The legislative bill that would have given a primary ballot to decline-to-state (DTS) voters was tabled early in the 2022 regular session. House Speaker Brian Egolf explained that voters already have that right by using same-day registration. So, I am curious as to why parties will accept votes from same-day registrants, but not from DTS voters? And why they don’t tap into the 23% of tax-paying unaffiliated voters in New Mexico who help pay for the primaries they cannot vote in? The answer may explain why election reform is so difficult.
I disenfranchised myself from primary elections when I changed my affiliation to decline-to-state. In general elections, I have often voted for executive candidates from one party and legislative candidates from the other party. I could not do that at the primary level, so I went DTS as kind of a protest; my mother recited that adage about cutting off your nose. As politics devolved into party power-mongering, I was happy to maintain my unaffiliated status. Today, if you say what you are, you will get snarled at by half the room, whichever party you claim.
The 24% of voters who are DTS would be a great base for a major party, but how do you build a party from people who declined to join a party? Yet, they should be able to vote in primaries and we should give them a ballot with candidates of every party. A nonpartisan primary ballot for nonpartisan voters. I get giddy at the prospect. Some candidates would surely moderate their platforms to appeal to the new source of voters; conservatives who find Trumpism appalling and liberals who find “defund the police” a chant too far. Some of these more moderate candidates would make it to the general election.
If you don’t listen to the political parties, you will know America is really a middle-of-the-road landscape. But both parties tolerate extreme views at the same time they denigrate their own members who have even a tinge of moderation, independence or bipartisanship. One party censured members who took principled positions and pledges allegiance to an ex-president who meddles in elections for personal revenge. Good excuses to drop your party affiliation.
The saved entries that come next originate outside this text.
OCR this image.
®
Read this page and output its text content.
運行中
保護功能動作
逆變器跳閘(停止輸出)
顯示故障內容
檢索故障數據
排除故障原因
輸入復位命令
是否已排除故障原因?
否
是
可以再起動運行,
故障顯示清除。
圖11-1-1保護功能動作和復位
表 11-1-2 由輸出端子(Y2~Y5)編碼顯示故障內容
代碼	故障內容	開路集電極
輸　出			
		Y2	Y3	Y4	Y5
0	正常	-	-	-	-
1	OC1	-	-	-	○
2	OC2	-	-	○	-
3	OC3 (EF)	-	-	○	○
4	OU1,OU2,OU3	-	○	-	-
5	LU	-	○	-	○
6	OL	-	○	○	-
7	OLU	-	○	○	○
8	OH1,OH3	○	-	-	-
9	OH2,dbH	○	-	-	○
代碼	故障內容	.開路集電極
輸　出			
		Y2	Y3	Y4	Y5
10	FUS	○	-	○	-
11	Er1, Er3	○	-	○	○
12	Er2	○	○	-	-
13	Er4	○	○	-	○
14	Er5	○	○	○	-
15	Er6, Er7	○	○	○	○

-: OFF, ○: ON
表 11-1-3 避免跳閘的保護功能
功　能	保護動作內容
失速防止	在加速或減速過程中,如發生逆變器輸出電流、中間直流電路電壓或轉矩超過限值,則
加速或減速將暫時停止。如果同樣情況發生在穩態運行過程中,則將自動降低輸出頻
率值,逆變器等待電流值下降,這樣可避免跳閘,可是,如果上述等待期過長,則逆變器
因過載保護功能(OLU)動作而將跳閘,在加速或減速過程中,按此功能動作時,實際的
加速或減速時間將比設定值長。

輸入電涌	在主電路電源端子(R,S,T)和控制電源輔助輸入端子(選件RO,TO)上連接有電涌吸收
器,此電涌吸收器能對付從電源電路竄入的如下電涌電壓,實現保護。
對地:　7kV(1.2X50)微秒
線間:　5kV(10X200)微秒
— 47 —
Bernie Sanders is a major leader in the Democratic Party and he’s not even a Democrat. So, what difference does a voter’s affiliation make? Parties battle for power in government, but they should not be able to manipulate elections to obtain that power. They do it in several ways now. If more voters become unaffiliated, primaries will be decided by fewer voters and that would be a serious risk for democracy. The unaffiliated could lead us back to better government.